真ん丸な月が輝く夜のこと。
マリブの岸壁に建つ家の一室では、ベッドに潜り込んだ小さな女の子が母親に絵本を読んでもらっていた。
おとぎ話が大好きな少女は、お姫様が登場する絵本を毎晩両親に読んでもらっているのだが、今日の絵本は少女にとって初めての絵本。そのため少女はいつも以上に真剣に母親の声に耳を傾けていた。
「……人魚姫は海の泡になってしまいました。おしまい」
幼い少女の目から見ても美しい母親は、どこか物悲しそうに絵本をパタンと閉じた。
「にんぎょひめ…かわいそう……」
頬を膨らませた少女は、母親に抱きついた。
もうすぐ産まれてくる弟も同じことを考いているのだろうか、母親のお腹を蹴り始めた赤ん坊を窘めるように、少女は優しくお腹を撫でた。
「ほら!あかちゃんもそういってるよ!」
そう言いながら母親を見上げると、彼女は困ったように娘の頭を撫でた。が、何か思いついたのか、目を輝かせた。
「ママの知ってる人魚のお姫様はね、王子様と幸せに暮らしてるわよ」
「ホント?!」
母親の知り合いに人魚姫がいるなんて知らなかった。だが、父親は神様や緑色の怪物や壁をすり抜けることの出来る人と友達なのだから、人魚姫が知り合いでも不思議ではないと少女は考えた。

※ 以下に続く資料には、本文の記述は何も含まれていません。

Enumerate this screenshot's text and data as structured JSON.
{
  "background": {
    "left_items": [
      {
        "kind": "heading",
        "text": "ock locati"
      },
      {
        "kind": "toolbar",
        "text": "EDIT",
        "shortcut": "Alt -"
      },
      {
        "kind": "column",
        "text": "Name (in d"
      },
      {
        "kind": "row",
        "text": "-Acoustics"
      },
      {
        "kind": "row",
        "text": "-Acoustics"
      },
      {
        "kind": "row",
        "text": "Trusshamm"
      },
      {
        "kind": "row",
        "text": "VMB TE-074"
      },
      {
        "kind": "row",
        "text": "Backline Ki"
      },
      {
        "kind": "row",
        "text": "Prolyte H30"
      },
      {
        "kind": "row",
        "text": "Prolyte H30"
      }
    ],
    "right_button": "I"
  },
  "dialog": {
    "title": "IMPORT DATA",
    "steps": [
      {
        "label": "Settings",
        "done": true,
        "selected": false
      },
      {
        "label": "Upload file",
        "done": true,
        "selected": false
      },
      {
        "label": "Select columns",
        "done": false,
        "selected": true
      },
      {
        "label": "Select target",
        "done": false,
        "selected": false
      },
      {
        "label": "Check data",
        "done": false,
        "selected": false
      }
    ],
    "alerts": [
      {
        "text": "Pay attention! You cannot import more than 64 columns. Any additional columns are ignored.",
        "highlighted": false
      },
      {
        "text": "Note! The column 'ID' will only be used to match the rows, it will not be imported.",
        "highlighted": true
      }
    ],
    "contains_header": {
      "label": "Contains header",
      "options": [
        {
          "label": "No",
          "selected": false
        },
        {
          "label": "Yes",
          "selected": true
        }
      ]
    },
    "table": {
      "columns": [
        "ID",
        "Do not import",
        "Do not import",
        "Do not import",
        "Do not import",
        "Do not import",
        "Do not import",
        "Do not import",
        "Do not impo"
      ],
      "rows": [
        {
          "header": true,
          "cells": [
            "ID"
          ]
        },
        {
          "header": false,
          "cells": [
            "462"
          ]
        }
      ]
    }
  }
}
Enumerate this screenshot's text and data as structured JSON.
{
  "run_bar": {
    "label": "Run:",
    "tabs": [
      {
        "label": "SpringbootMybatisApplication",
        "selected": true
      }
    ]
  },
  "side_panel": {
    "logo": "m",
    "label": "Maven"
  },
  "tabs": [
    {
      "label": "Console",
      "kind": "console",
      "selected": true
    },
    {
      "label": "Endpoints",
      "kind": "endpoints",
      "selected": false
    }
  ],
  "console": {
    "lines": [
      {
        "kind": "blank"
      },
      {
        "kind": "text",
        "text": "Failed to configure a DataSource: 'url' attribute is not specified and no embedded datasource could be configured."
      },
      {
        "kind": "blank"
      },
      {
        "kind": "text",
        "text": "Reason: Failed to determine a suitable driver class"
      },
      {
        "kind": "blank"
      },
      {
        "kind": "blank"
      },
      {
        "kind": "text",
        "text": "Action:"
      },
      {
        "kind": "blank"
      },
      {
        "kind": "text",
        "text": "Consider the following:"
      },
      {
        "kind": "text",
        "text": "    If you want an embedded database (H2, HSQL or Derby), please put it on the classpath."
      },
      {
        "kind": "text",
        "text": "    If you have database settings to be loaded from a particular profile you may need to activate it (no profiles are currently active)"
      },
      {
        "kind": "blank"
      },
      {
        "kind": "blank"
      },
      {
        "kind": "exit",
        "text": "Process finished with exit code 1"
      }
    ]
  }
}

感心したように声を上げた娘に、母親は悪戯めいた笑みを浮かべた。
「えぇ。お姫様は王子様と結婚したのよ。それからね、カワイイ女の子も生まれて、家族3人で幸せに暮らしてるの」
クスクスと可愛らしい笑い声を上げた母親は、まるで絵本の人魚姫のように美しく、少女は眩しそうに母親を見つめた。
すると、背後から少女の大好きな声が聞こえた。
「そのお姫様と王子様、もうすぐ家族が4人になるんだぞ?」
見ると丁度帰宅した父親が、ニコニコ笑いながら部屋に入ってくるところだった。
「パパ!おかえり!」
腕を伸ばした少女を抱きしめた父親は、頬にキスをすると、母親の横に腰を下ろした。
「ただいま、ハニー」
「おかえりなさい」
仲良くキスをする両親を眺めていた少女だが、小さな欠伸をすると目を閉じた。
娘の部屋からそっと出たトニーとペッパーだが、ペッパーの腕の中には先ほどの『人魚姫』の本がまだあった。
「あなたが言われていた『あの人魚姫』の意味がようやく分かりました」
本を差し出しながら告げると、受け取ったトニーは苦笑した。
「随分昔の話だな」
パラパラと絵本を捲ったトニーは、最後のページで手を止めた。
物語の人魚姫は、愛する王子の命を奪うことなど出来ず、自ら海の泡となる道を選択した。
が、自分の愛する人魚姫は、命を救ってくれたばかりか、共に生きる道を選択してくれた。
「私の人魚姫は、決して泡になって消えたりしない…。そうだろ?」
妻の頬にキスをしたトニーは、そのまま唇を耳元に運んだ。そして何やら耳元で囁いたのだが、パッと顔を赤らめたペッパーは恥ずかしそうに瞬きすると頷いた。
いつまでも可愛らしい姿に満足そうに笑ったトニーは、ペッパーの腰を抱き寄せると、寝室へと向かった。